Recuperada la teoría del «empate» en la Argentina, con la polarización política y fractura social de trasfondo, nos preguntamos cómo salir de ese atolladero. La burguesía en el centro de la discusión de un empate en el que todos perdemos.
Nuestra literatura de ficción, pero también la política -la del siglo XIX, pero también la del XX y XXI-, tiene muchas páginas en las cuales se hace hincapié en las dificultades de la sociedad argentina de integrar a determinados sectores sociales. En realidad, era una dificultad de las clases dominantes de generar en esos sectores determinadas conductas sociales que fueran funcionales al modelo de sociedad que se intentaba construir.
Hasta el siglo XIX, fueron los indios, los negros, los gauchos. Sectores sociales que debían incorporar aquellos hábitos para ser aceptados -aunque sea parcialmente- en los circuitos sociales de los sectores que los consideraban fundamentalmente como mano de obra. Algunos lograron integrarse. Para otros hubo “balas para todos”, como dicen las hinchadas. Entonces (estoy simplificando, claro) se trajeron inmigrantes. Si bien en general aceptaban ser la mano de obra urbana -o probar suerte como propietarios en el pujante capitalismo agrario argentino- se sabe que algunos de ellos venían con un ideario social que los hizo mostrar su disconformidad ante determinadas situaciones. Y entonces la protesta fue más organizada: sindicatos, huelgas, boicots. Y si bien no hubo balas “para todos”, la represión fue uno de los expedientes a los que se recurrió.

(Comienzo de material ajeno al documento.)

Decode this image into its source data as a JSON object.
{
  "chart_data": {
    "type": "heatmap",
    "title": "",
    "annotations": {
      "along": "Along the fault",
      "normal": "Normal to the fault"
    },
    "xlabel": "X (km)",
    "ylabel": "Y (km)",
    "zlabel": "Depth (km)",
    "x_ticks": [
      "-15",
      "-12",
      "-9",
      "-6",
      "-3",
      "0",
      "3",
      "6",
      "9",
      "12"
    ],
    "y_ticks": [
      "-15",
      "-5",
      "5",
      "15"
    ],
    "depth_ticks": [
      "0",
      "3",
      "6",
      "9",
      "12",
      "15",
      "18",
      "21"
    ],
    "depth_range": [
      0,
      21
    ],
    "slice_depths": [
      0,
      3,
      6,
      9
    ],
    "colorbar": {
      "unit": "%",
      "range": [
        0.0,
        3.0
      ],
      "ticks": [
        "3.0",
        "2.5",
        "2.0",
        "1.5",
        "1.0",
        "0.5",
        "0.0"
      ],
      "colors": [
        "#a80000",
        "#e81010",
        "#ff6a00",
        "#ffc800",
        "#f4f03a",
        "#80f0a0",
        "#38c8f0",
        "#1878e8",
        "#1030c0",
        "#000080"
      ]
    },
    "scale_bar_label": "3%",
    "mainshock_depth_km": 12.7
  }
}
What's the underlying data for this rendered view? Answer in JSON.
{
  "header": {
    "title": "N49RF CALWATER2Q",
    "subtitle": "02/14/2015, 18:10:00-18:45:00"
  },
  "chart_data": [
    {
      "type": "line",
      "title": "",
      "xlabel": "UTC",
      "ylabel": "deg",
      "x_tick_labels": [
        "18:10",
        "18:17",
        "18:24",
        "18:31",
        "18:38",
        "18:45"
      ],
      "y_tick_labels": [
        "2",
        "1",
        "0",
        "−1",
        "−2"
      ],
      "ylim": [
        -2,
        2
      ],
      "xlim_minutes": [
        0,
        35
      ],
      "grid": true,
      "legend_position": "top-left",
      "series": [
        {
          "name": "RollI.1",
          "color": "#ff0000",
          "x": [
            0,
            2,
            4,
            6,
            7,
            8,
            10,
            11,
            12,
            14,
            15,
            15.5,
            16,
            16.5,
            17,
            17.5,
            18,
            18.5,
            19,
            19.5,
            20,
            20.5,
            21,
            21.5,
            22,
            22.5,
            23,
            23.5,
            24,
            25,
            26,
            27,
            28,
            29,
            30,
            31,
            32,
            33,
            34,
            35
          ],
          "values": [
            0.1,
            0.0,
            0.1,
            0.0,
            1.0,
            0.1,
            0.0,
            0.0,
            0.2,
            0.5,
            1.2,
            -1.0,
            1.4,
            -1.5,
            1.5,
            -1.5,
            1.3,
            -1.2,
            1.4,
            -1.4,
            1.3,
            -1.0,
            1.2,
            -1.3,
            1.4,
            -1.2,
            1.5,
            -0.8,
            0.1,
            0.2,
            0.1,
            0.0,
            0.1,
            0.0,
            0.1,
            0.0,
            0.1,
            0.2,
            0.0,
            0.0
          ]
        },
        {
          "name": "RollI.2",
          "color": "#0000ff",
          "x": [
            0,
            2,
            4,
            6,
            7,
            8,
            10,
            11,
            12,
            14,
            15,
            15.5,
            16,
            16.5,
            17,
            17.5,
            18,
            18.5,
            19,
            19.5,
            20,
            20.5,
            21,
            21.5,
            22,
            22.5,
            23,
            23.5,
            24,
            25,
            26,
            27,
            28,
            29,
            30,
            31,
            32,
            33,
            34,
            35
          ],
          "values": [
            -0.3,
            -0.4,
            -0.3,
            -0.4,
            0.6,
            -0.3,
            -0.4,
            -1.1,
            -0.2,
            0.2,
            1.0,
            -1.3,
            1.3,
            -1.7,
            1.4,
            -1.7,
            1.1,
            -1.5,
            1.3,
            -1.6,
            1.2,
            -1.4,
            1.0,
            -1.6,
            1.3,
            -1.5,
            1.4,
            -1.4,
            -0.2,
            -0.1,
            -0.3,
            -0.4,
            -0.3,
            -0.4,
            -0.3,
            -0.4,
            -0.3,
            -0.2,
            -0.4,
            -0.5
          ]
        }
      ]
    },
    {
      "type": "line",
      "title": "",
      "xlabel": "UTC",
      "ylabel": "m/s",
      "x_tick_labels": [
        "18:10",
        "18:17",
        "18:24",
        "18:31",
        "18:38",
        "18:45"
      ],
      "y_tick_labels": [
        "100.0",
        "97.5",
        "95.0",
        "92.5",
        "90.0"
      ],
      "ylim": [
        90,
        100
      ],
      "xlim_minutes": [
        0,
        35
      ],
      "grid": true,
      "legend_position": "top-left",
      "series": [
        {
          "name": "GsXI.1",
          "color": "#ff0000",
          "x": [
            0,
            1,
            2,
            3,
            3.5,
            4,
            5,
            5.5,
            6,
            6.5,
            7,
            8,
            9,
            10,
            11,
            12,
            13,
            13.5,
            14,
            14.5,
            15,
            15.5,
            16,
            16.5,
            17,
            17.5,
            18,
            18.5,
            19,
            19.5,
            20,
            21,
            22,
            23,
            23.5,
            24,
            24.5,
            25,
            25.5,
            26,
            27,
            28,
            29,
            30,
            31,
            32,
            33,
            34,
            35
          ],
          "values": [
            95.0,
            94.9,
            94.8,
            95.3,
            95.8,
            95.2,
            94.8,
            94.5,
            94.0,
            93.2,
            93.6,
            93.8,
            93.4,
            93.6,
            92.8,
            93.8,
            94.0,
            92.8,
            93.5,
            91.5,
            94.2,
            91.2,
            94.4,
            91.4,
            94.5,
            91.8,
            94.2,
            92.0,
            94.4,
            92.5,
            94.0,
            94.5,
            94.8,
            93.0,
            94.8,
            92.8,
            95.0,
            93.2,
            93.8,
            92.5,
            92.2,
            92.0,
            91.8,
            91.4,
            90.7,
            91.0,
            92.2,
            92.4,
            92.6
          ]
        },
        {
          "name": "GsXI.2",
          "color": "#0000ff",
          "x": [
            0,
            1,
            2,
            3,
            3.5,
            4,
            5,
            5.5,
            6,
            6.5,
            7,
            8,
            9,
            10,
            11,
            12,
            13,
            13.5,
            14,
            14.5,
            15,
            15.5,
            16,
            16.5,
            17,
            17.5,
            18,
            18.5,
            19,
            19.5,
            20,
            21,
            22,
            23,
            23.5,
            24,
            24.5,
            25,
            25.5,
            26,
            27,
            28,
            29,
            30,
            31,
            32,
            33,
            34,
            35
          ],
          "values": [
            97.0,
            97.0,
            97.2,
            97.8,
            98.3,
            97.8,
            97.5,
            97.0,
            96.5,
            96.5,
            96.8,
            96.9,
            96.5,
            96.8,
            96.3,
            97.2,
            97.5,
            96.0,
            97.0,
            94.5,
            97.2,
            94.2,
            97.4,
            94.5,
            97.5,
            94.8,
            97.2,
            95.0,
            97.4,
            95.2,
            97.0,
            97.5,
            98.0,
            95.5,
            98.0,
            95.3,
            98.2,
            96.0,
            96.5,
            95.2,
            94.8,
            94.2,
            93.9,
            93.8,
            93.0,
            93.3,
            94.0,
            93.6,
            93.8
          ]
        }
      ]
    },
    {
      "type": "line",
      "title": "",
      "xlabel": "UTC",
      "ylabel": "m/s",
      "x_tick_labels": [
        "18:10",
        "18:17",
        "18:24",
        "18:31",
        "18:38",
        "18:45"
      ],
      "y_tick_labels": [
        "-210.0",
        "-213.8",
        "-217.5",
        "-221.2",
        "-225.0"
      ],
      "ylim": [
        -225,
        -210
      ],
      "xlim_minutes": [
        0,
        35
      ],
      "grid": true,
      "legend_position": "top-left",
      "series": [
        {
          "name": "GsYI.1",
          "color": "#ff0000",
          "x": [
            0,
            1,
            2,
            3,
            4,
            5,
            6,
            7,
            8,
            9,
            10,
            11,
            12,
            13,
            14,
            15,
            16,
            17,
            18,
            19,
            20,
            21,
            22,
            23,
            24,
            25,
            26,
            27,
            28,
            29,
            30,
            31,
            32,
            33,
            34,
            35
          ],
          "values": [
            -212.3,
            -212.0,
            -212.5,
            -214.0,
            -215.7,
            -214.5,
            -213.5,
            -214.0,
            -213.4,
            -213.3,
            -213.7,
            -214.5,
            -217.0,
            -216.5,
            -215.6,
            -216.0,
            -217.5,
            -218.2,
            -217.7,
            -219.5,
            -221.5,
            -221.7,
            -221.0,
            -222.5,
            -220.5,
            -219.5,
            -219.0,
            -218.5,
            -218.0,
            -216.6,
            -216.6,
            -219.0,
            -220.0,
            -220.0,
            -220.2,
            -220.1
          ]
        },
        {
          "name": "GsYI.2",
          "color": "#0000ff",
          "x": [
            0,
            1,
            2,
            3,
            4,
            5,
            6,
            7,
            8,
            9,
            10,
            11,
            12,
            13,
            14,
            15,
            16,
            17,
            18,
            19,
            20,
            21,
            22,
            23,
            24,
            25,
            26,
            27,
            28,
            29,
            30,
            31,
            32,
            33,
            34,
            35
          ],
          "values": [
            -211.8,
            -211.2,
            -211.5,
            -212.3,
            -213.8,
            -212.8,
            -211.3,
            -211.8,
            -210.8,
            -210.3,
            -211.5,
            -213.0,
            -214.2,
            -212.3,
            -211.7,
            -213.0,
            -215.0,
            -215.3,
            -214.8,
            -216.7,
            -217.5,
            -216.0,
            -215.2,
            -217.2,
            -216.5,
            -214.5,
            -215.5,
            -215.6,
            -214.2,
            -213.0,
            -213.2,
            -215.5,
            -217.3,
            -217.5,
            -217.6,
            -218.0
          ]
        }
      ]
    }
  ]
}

Pero ya estamos en el siglo XX. El orden económico del “modelo agroexportador” tuvo las inversiones y trabajadores necesarios para funcionar y ser competitivo a nivel mundial. La construcción de un orden político requería algo más que balas o reemplazos de contingentes humanos. Se trataba ahora de construir consensos, lograr apoyos, y también votos.
Estamos ante un sector social poderoso, que no se muestra dispuesto a colaborar con proyectos ajenos, pero tampoco con capacidad organizativa para generar uno propio. Desprecia “la política de partidos” y su capacidad de lobby ha sido utilizada más bien para influir sobre otros “poderes”.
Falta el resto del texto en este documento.